■死にたい気持ちに支配されないように大声で歌った
「津久井くん、しっかり治療して、元気になったらまた一緒に仕事をしよう」
そんな仕事仲間からの善意の励ましからも、ALSの残酷さを突きつけられた。
「“いや違うんです。治療法が見つからなくて、治らない病気です”って説明しなければならないですからね。それを理解してもらいたくて、一昨年の10月に病名を公表して、SNSを通じて、今の心情や病状、ALSのことを発信し始めたんです」
ニャンちゅうの仕事は、番組スタッフが「可能な限り、続けましょう」と言ってくれている。専門学校の講師の仕事も、昨年3月の学年末で、病気を理由に辞めようと決めていたが、
「コロナによってZOOMによる講義が可能になって、なんとか続けられています。学校は『なんなら空いている時間、すべてやってもらってもいい』とまで言ってくれています」
当初はお金の心配もあったが、
「ALSは難病指定されているため、月の医療費は2万円ほど。介護やリハビリサービスなどもかさみますが、今のところ、なんとかなっています」
前向きに生きる気持ちが芽生える一方、着実に体の機能を奪われていく苦しみで、心が折れそうになることは、たびたびある。
「最初の症状が出てから9カ月後の’19年年末には、車いす生活になりました。まだ手が元気だったので、杖をついてバランスを取ったり、テーブルにつかまり立ちができたんですが、正直、死にたいって思うことだってありましたよ。そんなときは発散の意味もあって“あー、死にたい、死にたいわ!”って大声で歌うんです」
そうでもしないと、本当に死にたい気持ちに支配されてしまいそうだからだ。
それでも時を追うごとに、ALSは容赦なく、腕や指の動きなど、次々に体の機能を奪っていく。そのたびに自分を奮い立たせるため「くそー!」「なんでだよ!」と、大声を出す。

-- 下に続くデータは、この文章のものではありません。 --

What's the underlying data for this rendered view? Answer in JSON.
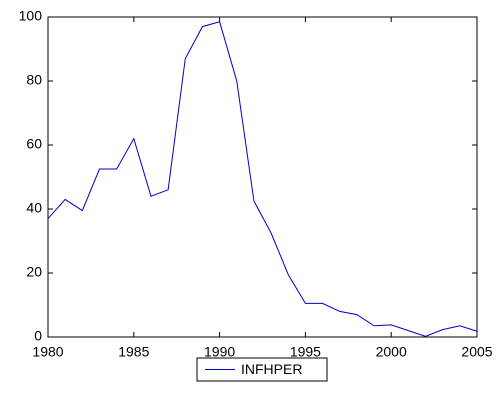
{
  "chart_data": {
    "type": "line",
    "x": [
      1980,
      1981,
      1982,
      1983,
      1984,
      1985,
      1986,
      1987,
      1988,
      1989,
      1990,
      1991,
      1992,
      1993,
      1994,
      1995,
      1996,
      1997,
      1998,
      1999,
      2000,
      2001,
      2002,
      2003,
      2004,
      2005
    ],
    "series": [
      {
        "name": "INFHPER",
        "color": "#0000cc",
        "values": [
          37,
          43,
          39.5,
          52.5,
          52.5,
          62,
          44,
          46,
          87,
          97,
          98.5,
          80,
          42.5,
          32.5,
          19.5,
          10.5,
          10.5,
          8,
          7,
          3.5,
          3.8,
          2,
          0.2,
          2.3,
          3.5,
          1.8
        ]
      }
    ],
    "xlim": [
      1980,
      2005
    ],
    "xticks": [
      1980,
      1985,
      1990,
      1995,
      2000,
      2005
    ],
    "ylim": [
      0,
      100
    ],
    "yticks": [
      0,
      20,
      40,
      60,
      80,
      100
    ],
    "grid": false,
    "legend": "bottom"
  }
}
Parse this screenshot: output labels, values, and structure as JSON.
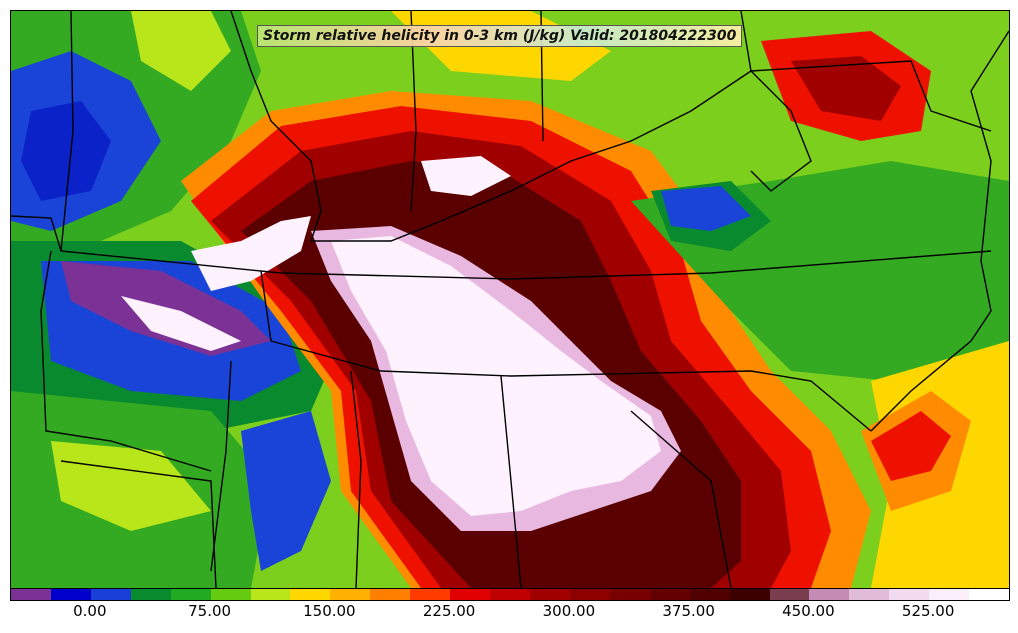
{
  "title": "Storm relative helicity in 0-3 km (J/kg) Valid: 201804222300",
  "colorbar": {
    "colors": [
      "#7b3294",
      "#0000cc",
      "#1a3fd6",
      "#0a8a2e",
      "#22aa22",
      "#66cc11",
      "#b8e61a",
      "#ffd700",
      "#ffb000",
      "#ff7f00",
      "#ff3b00",
      "#e00000",
      "#c00000",
      "#a00000",
      "#8c0000",
      "#780000",
      "#640000",
      "#500000",
      "#3c0000",
      "#7a3d50",
      "#c48cb4",
      "#e0bcd8",
      "#f2daef",
      "#fbeefb",
      "#ffffff"
    ],
    "tick_labels": [
      "0.00",
      "75.00",
      "150.00",
      "225.00",
      "300.00",
      "375.00",
      "450.00",
      "525.00"
    ],
    "range": [
      -50,
      575
    ],
    "tick_values": [
      0,
      75,
      150,
      225,
      300,
      375,
      450,
      525
    ]
  },
  "map_palette": {
    "dark_blue": "#0a22c8",
    "blue": "#1a44d8",
    "purple": "#7b3294",
    "dark_green": "#0a8a2e",
    "green": "#33aa22",
    "light_green": "#7ccf1c",
    "yellow_green": "#b8e61a",
    "yellow": "#ffd700",
    "orange": "#ff8c00",
    "red": "#ee1100",
    "dark_red": "#a00000",
    "maroon": "#5a0000",
    "pink": "#e8b8e0",
    "white": "#fdf2fd"
  }
}
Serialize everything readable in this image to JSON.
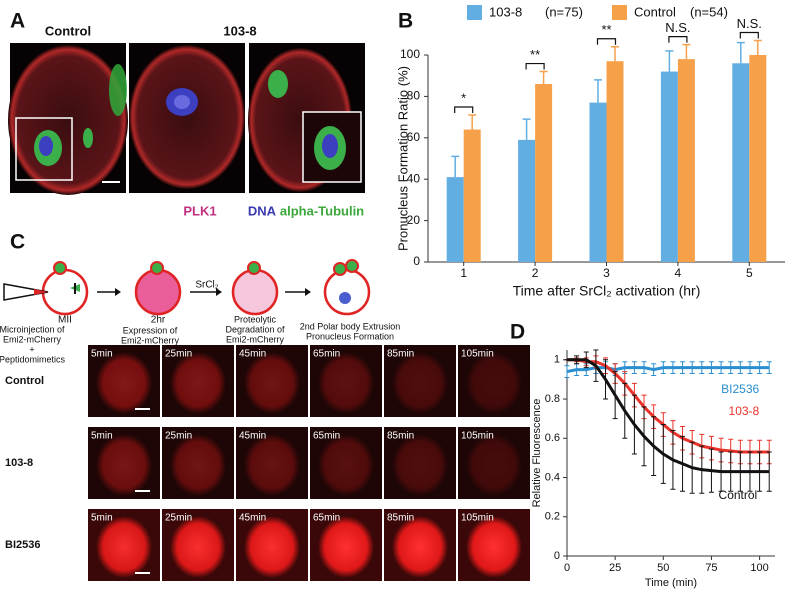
{
  "panel_a": {
    "label": "A",
    "titles": [
      "Control",
      "103-8"
    ],
    "stains": [
      "PLK1",
      "DNA",
      "alpha-Tubulin"
    ]
  },
  "chart_data": [
    {
      "type": "bar",
      "label": "B",
      "xlabel": "Time after SrCl₂ activation (hr)",
      "ylabel": "Pronucleus Formation Ratio (%)",
      "categories": [
        "1",
        "2",
        "3",
        "4",
        "5"
      ],
      "series": [
        {
          "name": "103-8",
          "note": "(n=75)",
          "color": "#62aee3",
          "values": [
            41,
            59,
            77,
            92,
            96
          ],
          "errors": [
            10,
            10,
            11,
            10,
            10
          ]
        },
        {
          "name": "Control",
          "note": "(n=54)",
          "color": "#f7a04a",
          "values": [
            64,
            86,
            97,
            98,
            100
          ],
          "errors": [
            7,
            6,
            7,
            7,
            7
          ]
        }
      ],
      "significance": [
        "*",
        "**",
        "**",
        "N.S.",
        "N.S."
      ],
      "ylim": [
        0,
        100
      ],
      "yticks": [
        0,
        20,
        40,
        60,
        80,
        100
      ]
    },
    {
      "type": "line",
      "label": "D",
      "xlabel": "Time (min)",
      "ylabel": "Relative Fluorescence",
      "x": [
        0,
        5,
        10,
        15,
        20,
        25,
        30,
        35,
        40,
        45,
        50,
        55,
        60,
        65,
        70,
        75,
        80,
        85,
        90,
        95,
        100,
        105
      ],
      "series": [
        {
          "name": "BI2536",
          "color": "#2a8fd0",
          "values": [
            0.94,
            0.95,
            0.95,
            0.96,
            0.96,
            0.95,
            0.96,
            0.96,
            0.96,
            0.95,
            0.96,
            0.96,
            0.96,
            0.96,
            0.96,
            0.96,
            0.96,
            0.96,
            0.96,
            0.96,
            0.96,
            0.96
          ],
          "errors": [
            0.03,
            0.03,
            0.03,
            0.03,
            0.03,
            0.03,
            0.03,
            0.03,
            0.03,
            0.03,
            0.03,
            0.03,
            0.03,
            0.03,
            0.03,
            0.03,
            0.03,
            0.03,
            0.03,
            0.03,
            0.03,
            0.03
          ]
        },
        {
          "name": "103-8",
          "color": "#e8322a",
          "values": [
            1,
            1,
            0.99,
            0.99,
            0.97,
            0.93,
            0.88,
            0.82,
            0.76,
            0.71,
            0.67,
            0.63,
            0.6,
            0.58,
            0.56,
            0.55,
            0.54,
            0.535,
            0.53,
            0.53,
            0.53,
            0.53
          ],
          "errors": [
            0,
            0.01,
            0.02,
            0.03,
            0.04,
            0.05,
            0.06,
            0.06,
            0.06,
            0.06,
            0.06,
            0.06,
            0.06,
            0.06,
            0.06,
            0.06,
            0.06,
            0.06,
            0.06,
            0.06,
            0.06,
            0.06
          ]
        },
        {
          "name": "Control",
          "color": "#111111",
          "values": [
            1,
            1,
            1,
            0.97,
            0.9,
            0.82,
            0.74,
            0.67,
            0.61,
            0.56,
            0.52,
            0.49,
            0.47,
            0.45,
            0.44,
            0.435,
            0.43,
            0.43,
            0.43,
            0.43,
            0.43,
            0.43
          ],
          "errors": [
            0,
            0.02,
            0.04,
            0.08,
            0.1,
            0.12,
            0.14,
            0.15,
            0.15,
            0.15,
            0.15,
            0.15,
            0.14,
            0.13,
            0.12,
            0.11,
            0.1,
            0.1,
            0.1,
            0.1,
            0.1,
            0.1
          ]
        }
      ],
      "xlim": [
        0,
        108
      ],
      "xticks": [
        0,
        25,
        50,
        75,
        100
      ],
      "ylim": [
        0,
        1.05
      ],
      "yticks": [
        0,
        0.2,
        0.4,
        0.6,
        0.8,
        1
      ]
    }
  ],
  "panel_c": {
    "label": "C",
    "stages": [
      {
        "name": "MII",
        "caption": [
          "Microinjection of",
          "Emi2-mCherry",
          "+",
          "Peptidomimetics"
        ]
      },
      {
        "name": "2hr",
        "caption": [
          "Expression of",
          "Emi2-mCherry"
        ]
      },
      {
        "caption": [
          "Proteolytic",
          "Degradation of",
          "Emi2-mCherry"
        ]
      },
      {
        "caption": [
          "2nd Polar body Extrusion",
          "Pronucleus Formation"
        ]
      }
    ],
    "treatment": "SrCl₂",
    "rows": [
      "Control",
      "103-8",
      "BI2536"
    ],
    "times": [
      "5min",
      "25min",
      "45min",
      "65min",
      "85min",
      "105min"
    ]
  }
}
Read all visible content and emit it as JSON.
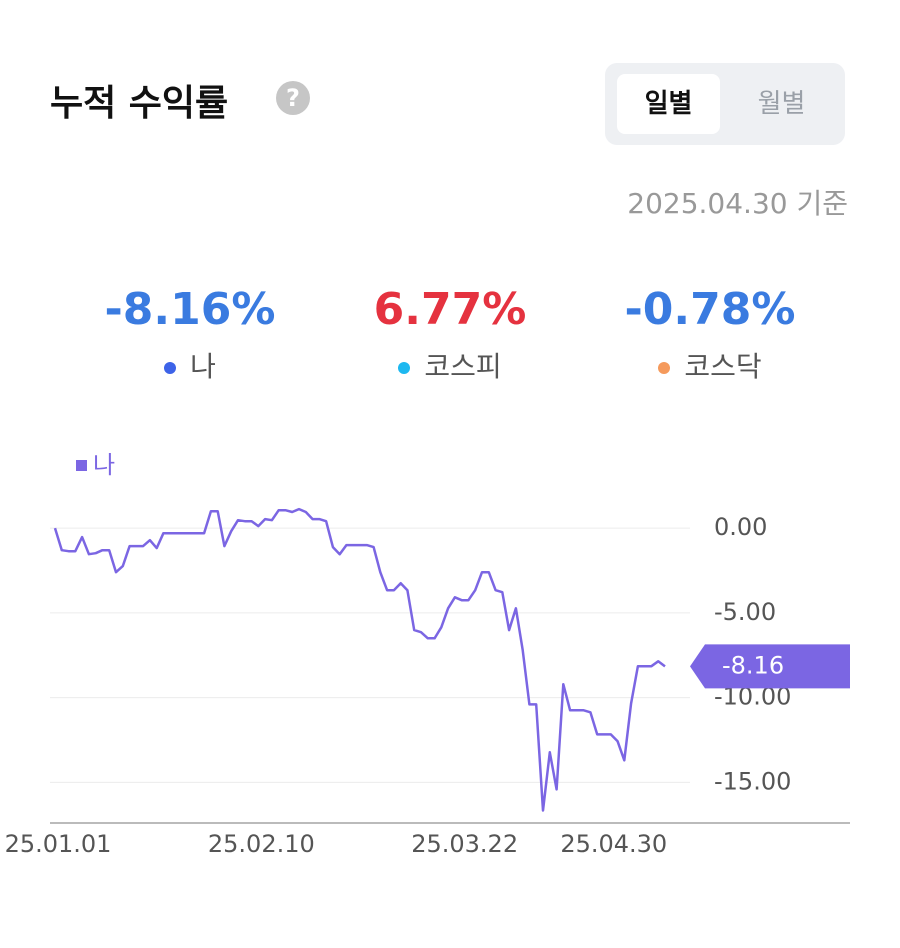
{
  "header": {
    "title": "누적 수익률",
    "help_icon": "?"
  },
  "toggle": {
    "options": [
      "일별",
      "월별"
    ],
    "selected": 0
  },
  "as_of": "2025.04.30 기준",
  "summary": [
    {
      "value": "-8.16%",
      "label": "나",
      "value_color": "#3a7be0",
      "dot_color": "#3d63e8"
    },
    {
      "value": "6.77%",
      "label": "코스피",
      "value_color": "#e5323f",
      "dot_color": "#1db8f0"
    },
    {
      "value": "-0.78%",
      "label": "코스닥",
      "value_color": "#3a7be0",
      "dot_color": "#f59a5c"
    }
  ],
  "chart_data": {
    "type": "line",
    "categories": [
      "25.01.01",
      null,
      null,
      null,
      null,
      null,
      null,
      null,
      null,
      null,
      null,
      null,
      null,
      null,
      null,
      null,
      null,
      null,
      null,
      null,
      null,
      null,
      null,
      null,
      null,
      null,
      null,
      null,
      null,
      null,
      "25.02.10",
      null,
      null,
      null,
      null,
      null,
      null,
      null,
      null,
      null,
      null,
      null,
      null,
      null,
      null,
      null,
      null,
      null,
      null,
      null,
      null,
      null,
      null,
      null,
      null,
      null,
      null,
      null,
      null,
      null,
      "25.03.22",
      null,
      null,
      null,
      null,
      null,
      null,
      null,
      null,
      null,
      null,
      null,
      null,
      null,
      null,
      null,
      null,
      null,
      null,
      null,
      null,
      null,
      "25.04.30",
      null,
      null,
      null,
      null,
      null,
      null,
      null,
      null
    ],
    "series": [
      {
        "name": "나",
        "color": "#7b66e3",
        "values": [
          0,
          -1.3,
          -1.36,
          -1.36,
          -0.53,
          -1.54,
          -1.48,
          -1.3,
          -1.3,
          -2.6,
          -2.24,
          -1.06,
          -1.06,
          -1.06,
          -0.71,
          -1.18,
          -0.3,
          -0.3,
          -0.3,
          -0.3,
          -0.3,
          -0.3,
          -0.3,
          1.0,
          1.0,
          -1.06,
          -0.18,
          0.47,
          0.41,
          0.41,
          0.12,
          0.53,
          0.47,
          1.06,
          1.06,
          0.95,
          1.12,
          0.95,
          0.53,
          0.53,
          0.41,
          -1.12,
          -1.54,
          -1.0,
          -1.0,
          -1.0,
          -1.0,
          -1.12,
          -2.6,
          -3.66,
          -3.66,
          -3.25,
          -3.66,
          -6.02,
          -6.14,
          -6.5,
          -6.5,
          -5.85,
          -4.73,
          -4.08,
          -4.25,
          -4.25,
          -3.66,
          -2.6,
          -2.6,
          -3.66,
          -3.78,
          -6.02,
          -4.73,
          -7.2,
          -10.4,
          -10.4,
          -16.66,
          -13.23,
          -15.42,
          -9.21,
          -10.75,
          -10.75,
          -10.75,
          -10.87,
          -12.17,
          -12.17,
          -12.17,
          -12.58,
          -13.7,
          -10.34,
          -8.15,
          -8.15,
          -8.15,
          -7.86,
          -8.16
        ]
      }
    ],
    "ylim": [
      -17.4,
      2.25
    ],
    "yticks": [
      {
        "value": 0,
        "label": "0.00"
      },
      {
        "value": -5,
        "label": "-5.00"
      },
      {
        "value": -10,
        "label": "-10.00"
      },
      {
        "value": -15,
        "label": "-15.00"
      }
    ],
    "grid": true
  }
}
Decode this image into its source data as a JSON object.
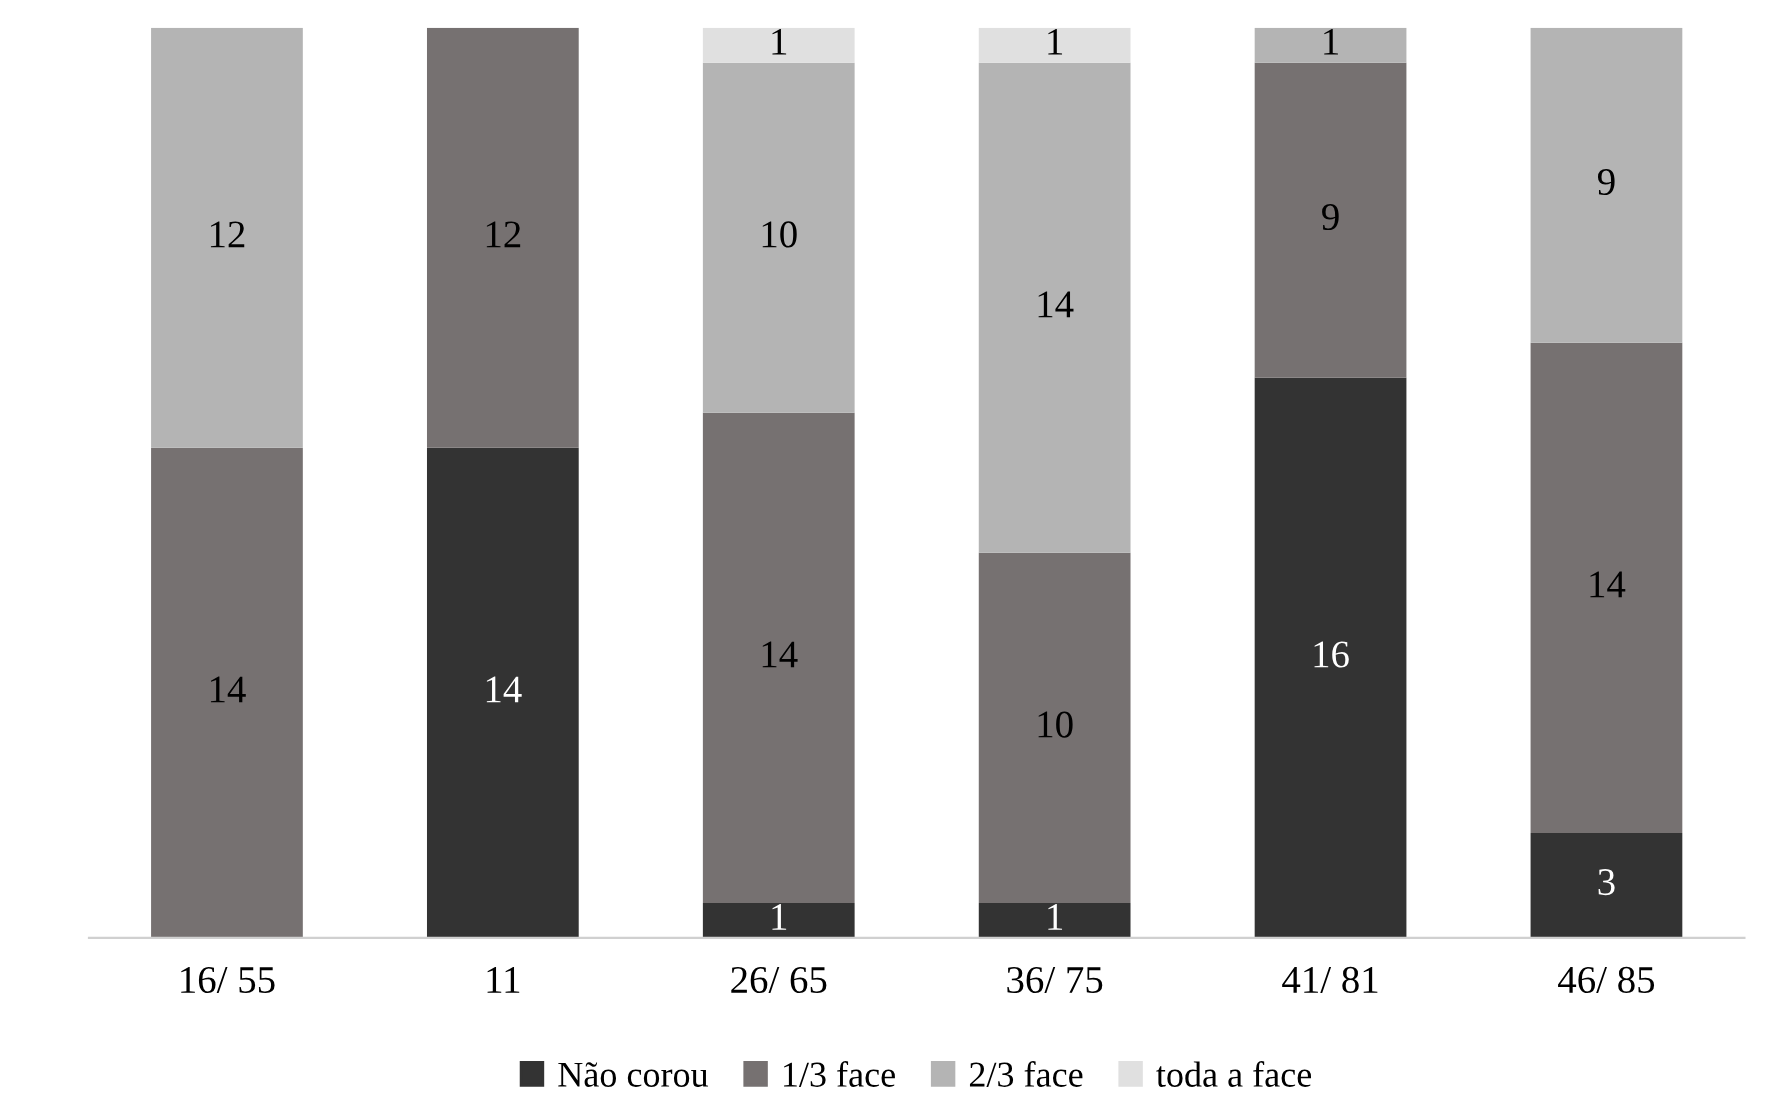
{
  "chart_data": {
    "type": "bar",
    "stacked": true,
    "data_labels": true,
    "legend": "bottom",
    "grid": false,
    "categories": [
      "16/ 55",
      "11",
      "26/ 65",
      "36/ 75",
      "41/ 81",
      "46/ 85"
    ],
    "series": [
      {
        "name": "Não corou",
        "color": "#333333",
        "values": [
          null,
          14,
          1,
          1,
          16,
          3
        ]
      },
      {
        "name": "1/3 face",
        "color": "#767171",
        "values": [
          14,
          12,
          14,
          10,
          9,
          14
        ]
      },
      {
        "name": "2/3 face",
        "color": "#b4b4b4",
        "values": [
          12,
          null,
          10,
          14,
          1,
          9
        ]
      },
      {
        "name": "toda a face",
        "color": "#e0e0e0",
        "values": [
          null,
          null,
          1,
          1,
          null,
          null
        ]
      }
    ]
  }
}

「蹴り飛ばすものがあれば蹴り飛ばしたいけど、体が動かないんだから、物に当たることもできません。手も動かせない。もう歯を食いしばるしかないんです。ンーーッて。それで左右の奥歯がパキンと割れて、抜いたんです」
津久井さんは、ニッと口を左右に開き、奥歯がなくなった黒い隙間を見せる。そうやってALSのリアルな姿を配信などで伝える。
「昨年5月くらいには、最後のつもりでウクレレの演奏をYouTubeにアップ。手が思うように動かず、上から下のストロークしかできない、ヘロヘロで恥ずかしい演奏なんですけどね」
かつてはパソコンのキーボードをタッチタイピングで操っていたが、今は割り箸を口にくわえて、操作する。